The soldiers, who appeared on Gabonese national television to declare they had taken power and annulled the election, explained that they struck because of irresponsible and unpredictable governance in the country.
AFP quoted the coupists’ leader thus: “Our beautiful country, Gabon, has always been a haven of peace. Today, the country is going through a serious institutional, political, economic and social crisis. We are therefore forced to admit that the organisation of the general elections of 26 August 2023 did not meet the conditions for a transparent, credible and inclusive ballot so much hoped for by the people of Gabon.
“Added to this is irresponsible and unpredictable governance, resulting in a continuing deterioration in social cohesion, with the risk of leading the country into chaos.
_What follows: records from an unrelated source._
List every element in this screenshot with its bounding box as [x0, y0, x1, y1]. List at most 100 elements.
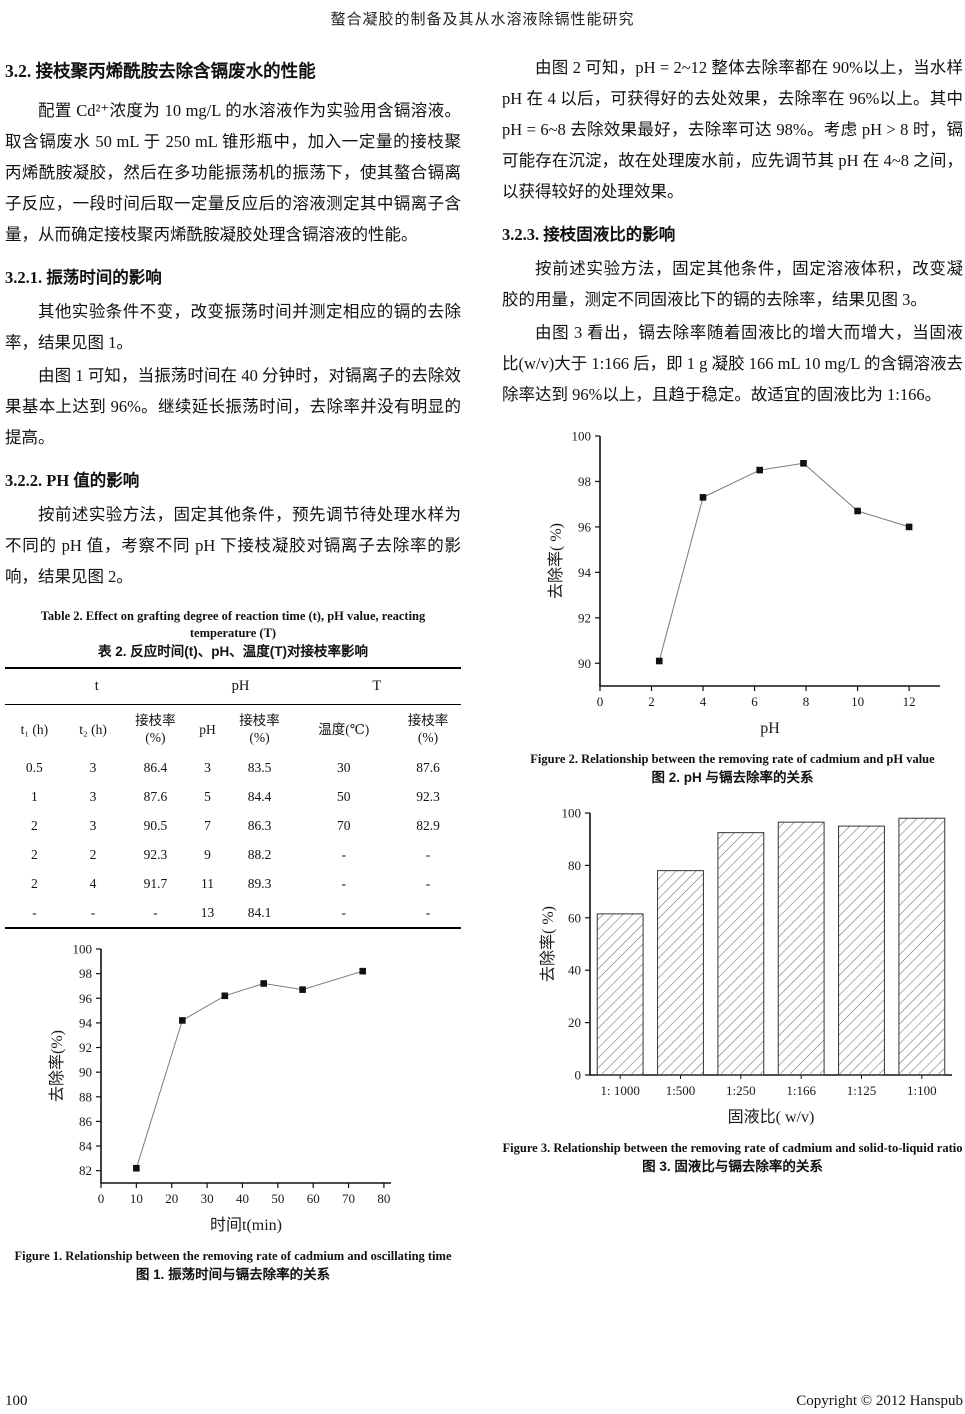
running-header: 螯合凝胶的制备及其从水溶液除镉性能研究	[330, 12, 635, 28]
table-cell: 87.6	[143, 788, 168, 804]
table-cell: 4	[89, 875, 97, 891]
svg-text:70: 70	[342, 1191, 355, 1206]
table-cell: 11	[200, 875, 214, 891]
table2-column-header: 接枝率 (%)	[407, 713, 449, 745]
table-row: - - - 13 84.1 - -	[5, 898, 461, 928]
table-cell: 3	[89, 817, 97, 833]
figure1-caption-en: Figure 1. Relationship between the remov…	[14, 1249, 452, 1263]
figure2-chart: 90 92 94 96 98 100 0 2 4 6 8 10 12 pH 去除率( %)	[547, 429, 940, 737]
table-cell: 70	[337, 817, 351, 833]
paragraph: 其他实验条件不变，改变振荡时间并测定相应的镉的去除率，结果见图 1。	[5, 302, 461, 352]
table-cell: -	[341, 875, 347, 891]
table-cell: 2	[30, 875, 38, 891]
table2-column-header: 接枝率 (%)	[239, 713, 280, 745]
svg-text:94: 94	[578, 565, 592, 580]
table-cell: 82.9	[416, 817, 440, 833]
table-cell: 89.3	[247, 875, 272, 891]
table-cell: 2	[30, 817, 38, 833]
table-row: 1 3 87.6 5 84.4 50 92.3	[5, 782, 461, 811]
table2-column-header: 接枝率 (%)	[135, 713, 176, 745]
svg-text:92: 92	[79, 1040, 92, 1055]
table-cell: 9	[204, 846, 211, 862]
table-cell: -	[32, 904, 37, 920]
figure1-caption-zh: 图 1. 振荡时间与镉去除率的关系	[135, 1267, 331, 1282]
table-cell: 1	[30, 788, 38, 804]
figure2-caption-zh: 图 2. pH 与镉去除率的关系	[651, 770, 814, 785]
paragraph: 由图 2 可知，pH = 2~12 整体去除率都在 90%以上，当水样 pH 在…	[502, 58, 963, 201]
svg-text:80: 80	[568, 858, 581, 873]
svg-text:20: 20	[165, 1191, 178, 1206]
table-cell: 88.2	[247, 846, 272, 862]
table2-caption: Table 2. Effect on grafting degree of re…	[11, 608, 455, 661]
table-cell: 3	[89, 788, 97, 804]
table-cell: 83.5	[247, 759, 272, 775]
table2-group-header: T	[292, 668, 461, 705]
svg-text:10: 10	[130, 1191, 143, 1206]
svg-text:pH: pH	[760, 720, 780, 737]
table-cell: 86.4	[143, 759, 168, 775]
svg-text:10: 10	[851, 694, 864, 709]
svg-text:8: 8	[803, 694, 810, 709]
svg-text:100: 100	[73, 942, 93, 957]
svg-text:1:250: 1:250	[726, 1083, 756, 1098]
section-3-2-1-title: 3.2.1. 振荡时间的影响	[5, 268, 162, 287]
paragraph: 按前述实验方法，固定其他条件，预先调节待处理水样为不同的 pH 值，考察不同 p…	[5, 505, 461, 586]
table-cell: 91.7	[143, 875, 168, 891]
table-cell: -	[425, 846, 431, 862]
svg-text:96: 96	[79, 991, 93, 1006]
svg-text:6: 6	[751, 694, 758, 709]
table2-group-header: pH	[188, 668, 293, 705]
table-cell: 84.4	[247, 788, 272, 804]
table-cell: 5	[204, 788, 211, 804]
figure3-caption-zh: 图 3. 固液比与镉去除率的关系	[642, 1159, 823, 1174]
table-cell: 50	[337, 788, 351, 804]
table-cell: 3	[89, 759, 97, 775]
svg-text:86: 86	[79, 1114, 93, 1129]
svg-text:88: 88	[79, 1089, 92, 1104]
table-row: 2 4 91.7 11 89.3 - -	[5, 869, 461, 898]
figure2: 90 92 94 96 98 100 0 2 4 6 8 10 12 pH 去除率( %)	[546, 424, 963, 747]
table2-column-header: t₂ (h)	[79, 721, 107, 737]
svg-text:4: 4	[700, 694, 707, 709]
paragraph: 按前述实验方法，固定其他条件，固定溶液体积，改变凝胶的用量，测定不同固液比下的镉…	[502, 259, 963, 309]
figure1: 82 84 86 88 90 92 94 96 98 100 0 10 20 30 40 50 60 70 80 时间…	[47, 937, 461, 1244]
table-cell: -	[341, 904, 347, 920]
svg-text:0: 0	[575, 1068, 582, 1083]
table-row: 0.5 3 86.4 3 83.5 30 87.6	[5, 753, 461, 782]
svg-text:1:166: 1:166	[786, 1083, 816, 1098]
page-footer: 100 Copyright © 2012 Hanspub	[5, 1393, 963, 1410]
svg-text:2: 2	[648, 694, 655, 709]
svg-text:1: 1000: 1: 1000	[600, 1083, 639, 1098]
paragraph: 由图 3 看出，镉去除率随着固液比的增大而增大，当固液比(w/v)大于 1:16…	[502, 323, 963, 404]
section-3-2-title: 3.2. 接枝聚丙烯酰胺去除含镉废水的性能	[5, 61, 316, 81]
svg-text:去除率(%): 去除率(%)	[48, 1030, 66, 1102]
table-cell: 92.3	[143, 846, 168, 862]
table-cell: -	[341, 846, 347, 862]
figure1-chart: 82 84 86 88 90 92 94 96 98 100 0 10 20 30 40 50 60 70 80 时间…	[48, 942, 391, 1234]
table2-column-header: pH	[199, 721, 216, 737]
table-cell: -	[153, 904, 158, 920]
svg-text:1:100: 1:100	[907, 1083, 937, 1098]
table-cell: 90.5	[143, 817, 168, 833]
table-cell: 30	[337, 759, 351, 775]
svg-text:90: 90	[79, 1065, 92, 1080]
table2: t pH T t₁ (h) t₂ (h) 接枝率 (%) pH 接枝率 (%) 温度(℃) 接枝…	[5, 667, 461, 929]
svg-text:100: 100	[562, 806, 582, 821]
svg-text:去除率( %): 去除率( %)	[547, 523, 565, 599]
svg-text:固液比( w/v): 固液比( w/v)	[728, 1108, 815, 1126]
table-row: 2 3 90.5 7 86.3 70 82.9	[5, 811, 461, 840]
svg-text:时间t(min): 时间t(min)	[210, 1216, 282, 1234]
svg-text:96: 96	[578, 519, 592, 534]
table-cell: 2	[30, 846, 38, 862]
svg-text:0: 0	[597, 694, 604, 709]
table-cell: 2	[89, 846, 97, 862]
figure3-caption: Figure 3. Relationship between the remov…	[502, 1140, 963, 1176]
figure3-caption-en: Figure 3. Relationship between the remov…	[502, 1141, 963, 1155]
svg-text:20: 20	[568, 1015, 581, 1030]
svg-text:100: 100	[572, 429, 592, 444]
table2-caption-en: Table 2. Effect on grafting degree of re…	[40, 609, 426, 640]
copyright-text: Copyright © 2012 Hanspub	[796, 1393, 963, 1409]
table-cell: 86.3	[247, 817, 272, 833]
section-3-2-3-title: 3.2.3. 接枝固液比的影响	[502, 225, 676, 244]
Today, 30 August 2023, we — the defence and security forces, gathered as the Committee for the Transition and Restoration of Institutions (CTRI) on behalf of the people of Gabon and as guarantors of the institutions’ protection — have decided to defend peace by putting an end to the current regime. The borders are closed until further notice.
“All the institutions of the Republic are dissolved: the government, the Senate, the National Assembly, the Constitutional Court, the Economic, Social and Environmental Council and the Gabonese Elections Centre.
“We call for calm and serenity from the public, the communities of sister countries settled in Gabon, and the Gabonese diaspora. “We reaffirm our commitment to respecting Gabon’s commitments to the national and international community. People of Gabon, we are finally on the road to happiness. May God and the spirits of our ancestors bless Gabon. Honour and loyalty to our homeland.”